Warwick Students’ Union (SU) succeeded in preventing a tuition fee rise for the 2016/17 academic year.
In September, the University of Warwick suggested it was going to raise tuition fee by £250 per year for both incoming and returning students.
The SU’s statement on Facebook on Monday 28 November claimed: “The proposed increase mirrored similar price-hikes introduced at institutions around the country, and was entirely at the University’s own discretion.”
The statement also commented that none of the Sabbatical Officers or any student of the University were consulted with regards this decision.
The Sabbatical Officer team exerted pressure on the University and managed to halt fees from rising this academic year.
However, the SU were not able to prevent tuition fees from rising in the next academic year. First-year students arriving in October 2017 will be expected to pay the new £9,250 annual fees. This will not apply to current students.
We have to raise our fees in line with the new government regulations because it is vital that the University has the income it needs to match our increasing costs.
Peter Dunn, Director of Press and Policy
The SU’s statement on Facebook warned: “If allowed to go unchallenged, such actions set an alarming precedent for future years, while offering yet another stark glimpse into the creeping marketisation of Higher Education proposed by the government’s recent HE Bill.”
Over the summer the government published plans which would allow universities to increase fees to £9,250 from 2017/18.
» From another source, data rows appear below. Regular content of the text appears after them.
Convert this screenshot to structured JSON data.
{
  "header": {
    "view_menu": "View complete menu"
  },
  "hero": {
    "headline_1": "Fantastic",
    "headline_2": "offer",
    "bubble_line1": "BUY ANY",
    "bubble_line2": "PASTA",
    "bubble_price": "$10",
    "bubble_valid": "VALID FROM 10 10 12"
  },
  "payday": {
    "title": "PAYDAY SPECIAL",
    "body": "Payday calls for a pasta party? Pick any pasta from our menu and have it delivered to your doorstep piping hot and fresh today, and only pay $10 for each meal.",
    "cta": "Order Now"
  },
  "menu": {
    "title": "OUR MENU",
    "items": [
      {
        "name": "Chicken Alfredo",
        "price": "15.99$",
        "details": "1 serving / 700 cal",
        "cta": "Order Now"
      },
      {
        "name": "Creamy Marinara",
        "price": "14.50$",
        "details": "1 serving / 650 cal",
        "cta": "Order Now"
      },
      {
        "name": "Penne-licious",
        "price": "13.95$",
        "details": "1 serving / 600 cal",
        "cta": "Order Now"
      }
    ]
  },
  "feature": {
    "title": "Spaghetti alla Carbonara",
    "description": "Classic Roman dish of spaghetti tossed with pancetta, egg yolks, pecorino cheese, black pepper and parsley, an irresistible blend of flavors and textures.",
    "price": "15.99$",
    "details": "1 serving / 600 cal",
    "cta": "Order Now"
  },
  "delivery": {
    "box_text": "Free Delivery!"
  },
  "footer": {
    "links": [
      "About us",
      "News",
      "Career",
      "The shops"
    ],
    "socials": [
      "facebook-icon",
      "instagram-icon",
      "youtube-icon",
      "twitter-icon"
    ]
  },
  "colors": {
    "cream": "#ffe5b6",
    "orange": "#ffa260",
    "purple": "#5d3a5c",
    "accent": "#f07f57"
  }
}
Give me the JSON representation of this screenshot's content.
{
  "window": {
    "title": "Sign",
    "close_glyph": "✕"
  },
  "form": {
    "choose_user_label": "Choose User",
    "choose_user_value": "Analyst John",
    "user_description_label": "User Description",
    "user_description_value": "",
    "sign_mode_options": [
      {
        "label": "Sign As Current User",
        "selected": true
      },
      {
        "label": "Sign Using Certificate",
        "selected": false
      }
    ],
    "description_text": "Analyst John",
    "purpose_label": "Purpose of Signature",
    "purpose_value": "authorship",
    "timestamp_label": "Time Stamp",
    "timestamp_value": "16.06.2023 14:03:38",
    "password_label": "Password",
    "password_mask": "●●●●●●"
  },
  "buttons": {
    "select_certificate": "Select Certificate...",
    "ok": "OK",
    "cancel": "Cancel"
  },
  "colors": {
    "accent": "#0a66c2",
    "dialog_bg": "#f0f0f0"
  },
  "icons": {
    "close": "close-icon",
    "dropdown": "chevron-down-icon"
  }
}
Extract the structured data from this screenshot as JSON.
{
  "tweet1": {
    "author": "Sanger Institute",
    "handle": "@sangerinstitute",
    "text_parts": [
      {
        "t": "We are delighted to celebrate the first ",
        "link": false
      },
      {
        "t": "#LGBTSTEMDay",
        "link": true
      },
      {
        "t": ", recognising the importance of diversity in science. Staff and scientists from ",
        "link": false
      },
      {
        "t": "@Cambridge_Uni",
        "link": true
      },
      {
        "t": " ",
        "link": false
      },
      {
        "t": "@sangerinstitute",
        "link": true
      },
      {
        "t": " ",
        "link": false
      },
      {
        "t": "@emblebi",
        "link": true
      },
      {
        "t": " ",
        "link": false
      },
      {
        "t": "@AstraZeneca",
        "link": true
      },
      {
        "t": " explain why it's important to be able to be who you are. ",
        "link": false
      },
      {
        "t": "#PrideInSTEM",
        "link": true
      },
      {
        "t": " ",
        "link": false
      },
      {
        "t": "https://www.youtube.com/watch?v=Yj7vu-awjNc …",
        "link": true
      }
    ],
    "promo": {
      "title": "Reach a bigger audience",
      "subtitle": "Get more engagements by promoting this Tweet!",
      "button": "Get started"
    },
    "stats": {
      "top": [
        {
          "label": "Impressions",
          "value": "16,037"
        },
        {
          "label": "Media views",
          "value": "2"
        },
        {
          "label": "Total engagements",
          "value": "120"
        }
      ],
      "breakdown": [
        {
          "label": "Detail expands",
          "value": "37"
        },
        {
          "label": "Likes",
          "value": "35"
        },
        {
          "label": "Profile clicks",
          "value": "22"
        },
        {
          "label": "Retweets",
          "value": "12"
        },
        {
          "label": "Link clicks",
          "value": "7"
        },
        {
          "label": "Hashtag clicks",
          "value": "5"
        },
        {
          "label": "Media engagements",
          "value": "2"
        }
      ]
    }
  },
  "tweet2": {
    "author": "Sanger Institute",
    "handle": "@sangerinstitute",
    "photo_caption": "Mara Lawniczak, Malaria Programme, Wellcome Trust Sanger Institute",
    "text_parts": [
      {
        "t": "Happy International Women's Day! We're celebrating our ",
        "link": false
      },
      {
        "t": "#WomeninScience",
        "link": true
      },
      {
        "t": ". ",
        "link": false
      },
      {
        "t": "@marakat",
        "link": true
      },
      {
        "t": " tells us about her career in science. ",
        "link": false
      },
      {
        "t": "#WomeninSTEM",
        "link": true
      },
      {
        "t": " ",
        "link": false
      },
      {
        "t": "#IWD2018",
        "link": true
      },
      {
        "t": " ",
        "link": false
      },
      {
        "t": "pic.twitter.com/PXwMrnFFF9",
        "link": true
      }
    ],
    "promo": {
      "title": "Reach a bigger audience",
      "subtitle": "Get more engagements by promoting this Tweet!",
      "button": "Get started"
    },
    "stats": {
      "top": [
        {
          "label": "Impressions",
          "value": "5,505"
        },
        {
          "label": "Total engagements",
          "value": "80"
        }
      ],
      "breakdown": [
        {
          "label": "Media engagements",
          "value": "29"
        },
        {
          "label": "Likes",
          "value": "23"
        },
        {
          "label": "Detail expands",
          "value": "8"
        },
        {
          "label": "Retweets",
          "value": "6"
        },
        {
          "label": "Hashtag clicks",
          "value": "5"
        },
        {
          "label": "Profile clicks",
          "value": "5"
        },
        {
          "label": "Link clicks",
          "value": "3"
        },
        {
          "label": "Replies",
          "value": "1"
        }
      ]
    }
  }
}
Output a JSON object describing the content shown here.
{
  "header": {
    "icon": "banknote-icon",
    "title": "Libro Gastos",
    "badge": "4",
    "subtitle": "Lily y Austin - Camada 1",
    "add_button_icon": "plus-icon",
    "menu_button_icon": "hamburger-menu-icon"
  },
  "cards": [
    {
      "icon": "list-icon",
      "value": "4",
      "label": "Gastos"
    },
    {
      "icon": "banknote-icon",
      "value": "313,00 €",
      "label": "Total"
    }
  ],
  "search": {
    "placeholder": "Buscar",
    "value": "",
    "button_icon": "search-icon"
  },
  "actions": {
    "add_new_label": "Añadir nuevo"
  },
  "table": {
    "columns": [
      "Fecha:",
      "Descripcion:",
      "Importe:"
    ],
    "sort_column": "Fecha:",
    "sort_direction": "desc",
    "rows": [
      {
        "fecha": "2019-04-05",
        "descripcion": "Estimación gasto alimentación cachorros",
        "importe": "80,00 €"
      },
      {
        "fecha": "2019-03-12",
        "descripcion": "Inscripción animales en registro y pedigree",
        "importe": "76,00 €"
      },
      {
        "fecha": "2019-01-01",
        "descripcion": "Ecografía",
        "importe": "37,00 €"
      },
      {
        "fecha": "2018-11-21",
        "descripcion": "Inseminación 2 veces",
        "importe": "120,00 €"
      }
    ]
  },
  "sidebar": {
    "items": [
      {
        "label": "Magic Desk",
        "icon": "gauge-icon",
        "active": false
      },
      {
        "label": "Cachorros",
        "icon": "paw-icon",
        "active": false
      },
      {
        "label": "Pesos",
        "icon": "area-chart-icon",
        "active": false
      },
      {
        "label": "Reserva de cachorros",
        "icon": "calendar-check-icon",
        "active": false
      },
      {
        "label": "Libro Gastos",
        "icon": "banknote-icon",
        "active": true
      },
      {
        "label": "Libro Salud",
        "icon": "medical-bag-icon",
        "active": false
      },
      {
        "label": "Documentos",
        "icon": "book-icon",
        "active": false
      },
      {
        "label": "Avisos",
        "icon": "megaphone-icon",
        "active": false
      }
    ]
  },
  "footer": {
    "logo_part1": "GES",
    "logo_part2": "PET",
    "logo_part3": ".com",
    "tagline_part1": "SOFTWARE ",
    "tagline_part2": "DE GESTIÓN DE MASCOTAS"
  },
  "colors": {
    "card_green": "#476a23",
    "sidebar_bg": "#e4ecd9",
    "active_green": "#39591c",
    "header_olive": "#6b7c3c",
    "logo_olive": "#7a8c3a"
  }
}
The SU’s statement commented: “This win shows the power of students’ unions and how crucial it is that we stand up and challenge the University on these key issues.
“We have to exert pressure wherever and whenever damaging decisions are being made.”
Peter Dunn, Director of Press and Policy at Warwick, said: “We have to raise our fees in line with the new government regulations because it is vital that the University has the income it needs to match our increasing costs.
“This supports the long-term sustainability of the University, enables Warwick to maintain the high quality of our provision for students, and it enables us to invest in future enhancements to our campus and teaching and learning.”
This win shows the power of Students’ Unions and how crucial it is that we stand up and challenge the University on these key issues. We have to exert pressure wherever and whenever damaging decisions are being made.
Rhal Ssan, a second-year PPE student, reacted: “While I understand that it makes sense for tuition fees to rise by £250 as they have been frozen in cash terms for around 4 years now, it is yet another sign that we need a fundamental re-think of our higher education system.
“Fees are only ever going to get higher and the decision by Warwick is emblematic of this. We need radical change.”
Gemma Turner, a Sociology third-year, commented: “In general it is ridiculous that universities are increasing fees at all, but to be honest I think a one year stoppage of £250 (which, in the scheme of £9000, is nothing) doesn’t feel like a big deal.
“If the SU were going to get the rise stopped it needed to be for next year as well to have any real impact.”
When asked how the SU will try to prevent further fee rises, Luke Pilot, President of Warwick SU, responded that they will continue to raise awareness about how the marketization process and Teaching Excellence Framework (TEF) will affect students.
Their main tactic will be to tackle fee rises through the National Student Survey (NSS) boycott which passed at the Term 1 All Student Meeting.
Luke warned that unless students stand up for their rights, fee increases will get worse.
He said: “We need our members to table these issues at their Student-Staff Liaison Committees (SSCL), to join us in the campaigns we coordinate and show support for their fellow students and academic staff by getting involved; every student’s voice counts, and every prospective student deserves a say.”